Danté Stewart’s debut is a letter to America, a letter not of hatred but of hope. Like the Bible’s epistles, it is simultaneously an admonishment toward love and justice and a refusal to appease the power wielders and empires of the world. Stewart stands in the fire and calls his readers out of comfort, out of complacency, and into a new way of imagining our life together.

This book is guided by key moments of Stewart’s life across different spiritual, communal, and physical locations. From the smell of fried chicken floating up from the basement of his childhood Pentecostal church to the “nice white Christians” of evangelical megachurches in Georgia, Stewart invites readers to examine with him what it means to be Black and Christian in America, “caught between a terrifying and inescapable reali­ty: the Bible, the country, and the body.” The primary theme that runs through the book—that “Black people are worthy of the deepest love”—unfolds in two movements.

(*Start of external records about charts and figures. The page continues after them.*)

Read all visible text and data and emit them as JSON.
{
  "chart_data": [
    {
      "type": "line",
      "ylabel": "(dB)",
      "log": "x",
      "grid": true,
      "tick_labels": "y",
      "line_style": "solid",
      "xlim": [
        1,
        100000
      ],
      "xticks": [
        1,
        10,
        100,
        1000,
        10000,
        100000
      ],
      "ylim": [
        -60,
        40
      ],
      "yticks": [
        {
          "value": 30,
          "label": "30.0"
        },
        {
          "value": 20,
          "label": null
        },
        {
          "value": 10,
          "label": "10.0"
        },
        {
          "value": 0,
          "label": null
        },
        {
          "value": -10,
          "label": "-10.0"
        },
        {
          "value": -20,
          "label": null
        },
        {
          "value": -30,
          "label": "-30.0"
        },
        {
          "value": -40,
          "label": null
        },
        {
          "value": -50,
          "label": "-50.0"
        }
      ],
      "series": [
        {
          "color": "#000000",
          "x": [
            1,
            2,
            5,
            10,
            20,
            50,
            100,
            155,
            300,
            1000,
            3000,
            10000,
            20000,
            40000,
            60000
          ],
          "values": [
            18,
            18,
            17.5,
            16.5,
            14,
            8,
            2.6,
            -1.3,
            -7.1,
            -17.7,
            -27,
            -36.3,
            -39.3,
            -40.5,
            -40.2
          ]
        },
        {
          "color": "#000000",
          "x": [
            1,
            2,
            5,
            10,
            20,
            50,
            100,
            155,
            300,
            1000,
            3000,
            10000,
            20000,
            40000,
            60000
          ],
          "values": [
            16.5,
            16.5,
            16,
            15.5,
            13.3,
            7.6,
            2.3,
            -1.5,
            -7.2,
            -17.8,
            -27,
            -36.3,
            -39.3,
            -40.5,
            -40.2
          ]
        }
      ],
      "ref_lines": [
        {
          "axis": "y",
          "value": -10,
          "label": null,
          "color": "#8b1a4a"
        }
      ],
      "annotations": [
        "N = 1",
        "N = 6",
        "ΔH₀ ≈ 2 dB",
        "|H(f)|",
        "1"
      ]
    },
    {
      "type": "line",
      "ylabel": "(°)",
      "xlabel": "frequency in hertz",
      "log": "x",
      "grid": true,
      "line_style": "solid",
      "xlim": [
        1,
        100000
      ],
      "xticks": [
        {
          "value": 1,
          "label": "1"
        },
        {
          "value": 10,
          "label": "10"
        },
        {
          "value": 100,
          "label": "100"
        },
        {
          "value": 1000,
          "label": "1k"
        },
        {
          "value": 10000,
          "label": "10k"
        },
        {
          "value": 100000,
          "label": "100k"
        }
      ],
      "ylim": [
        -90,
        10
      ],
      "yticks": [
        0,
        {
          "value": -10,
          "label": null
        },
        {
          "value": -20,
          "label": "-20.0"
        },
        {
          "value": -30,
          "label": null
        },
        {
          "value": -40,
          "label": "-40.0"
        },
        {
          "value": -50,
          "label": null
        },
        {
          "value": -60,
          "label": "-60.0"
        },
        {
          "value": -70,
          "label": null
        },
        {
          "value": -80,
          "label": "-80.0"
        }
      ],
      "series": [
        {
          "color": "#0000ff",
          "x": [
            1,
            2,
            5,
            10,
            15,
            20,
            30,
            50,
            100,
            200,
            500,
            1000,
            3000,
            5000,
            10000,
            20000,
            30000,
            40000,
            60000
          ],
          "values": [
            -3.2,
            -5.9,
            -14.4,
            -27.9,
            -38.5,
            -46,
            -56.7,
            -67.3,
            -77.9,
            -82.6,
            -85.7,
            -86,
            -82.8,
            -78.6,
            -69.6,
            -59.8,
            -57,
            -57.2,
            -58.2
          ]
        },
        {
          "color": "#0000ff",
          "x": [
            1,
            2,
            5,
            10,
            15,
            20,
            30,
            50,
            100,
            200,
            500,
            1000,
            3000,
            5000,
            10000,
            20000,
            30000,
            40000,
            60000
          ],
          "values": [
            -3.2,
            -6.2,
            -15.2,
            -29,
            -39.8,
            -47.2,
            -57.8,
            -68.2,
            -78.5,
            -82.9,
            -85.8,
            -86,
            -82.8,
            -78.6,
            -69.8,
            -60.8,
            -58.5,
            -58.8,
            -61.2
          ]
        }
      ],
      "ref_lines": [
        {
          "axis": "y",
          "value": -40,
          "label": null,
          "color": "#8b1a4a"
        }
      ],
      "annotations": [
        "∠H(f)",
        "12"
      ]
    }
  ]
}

The first movement highlights the lessons Stewart learned through his childhood in the American South and his migration into White evangelical spaces. He explains his early efforts to make sense of his story as a young Black man in America and the “cost of ‘making’ it in a white world” that cares only about Black bodies in performance or in pain. He describes pieces of his childhood in South Carolina, his experience as a college athlete at Clemson University, and the energetic evangelicals there who eventually led him into the doors of their White church. In this context, Stewart was deeply formed personally and theologically, rejecting the Black spiritual roots of his childhood for a John MacArthur brand of Reformed theolo­gy and the pulpits it offered. “I lost the Black world I came from,” Stewart writes, and “the cost didn’t matter. The rewards of whiteness were too great.”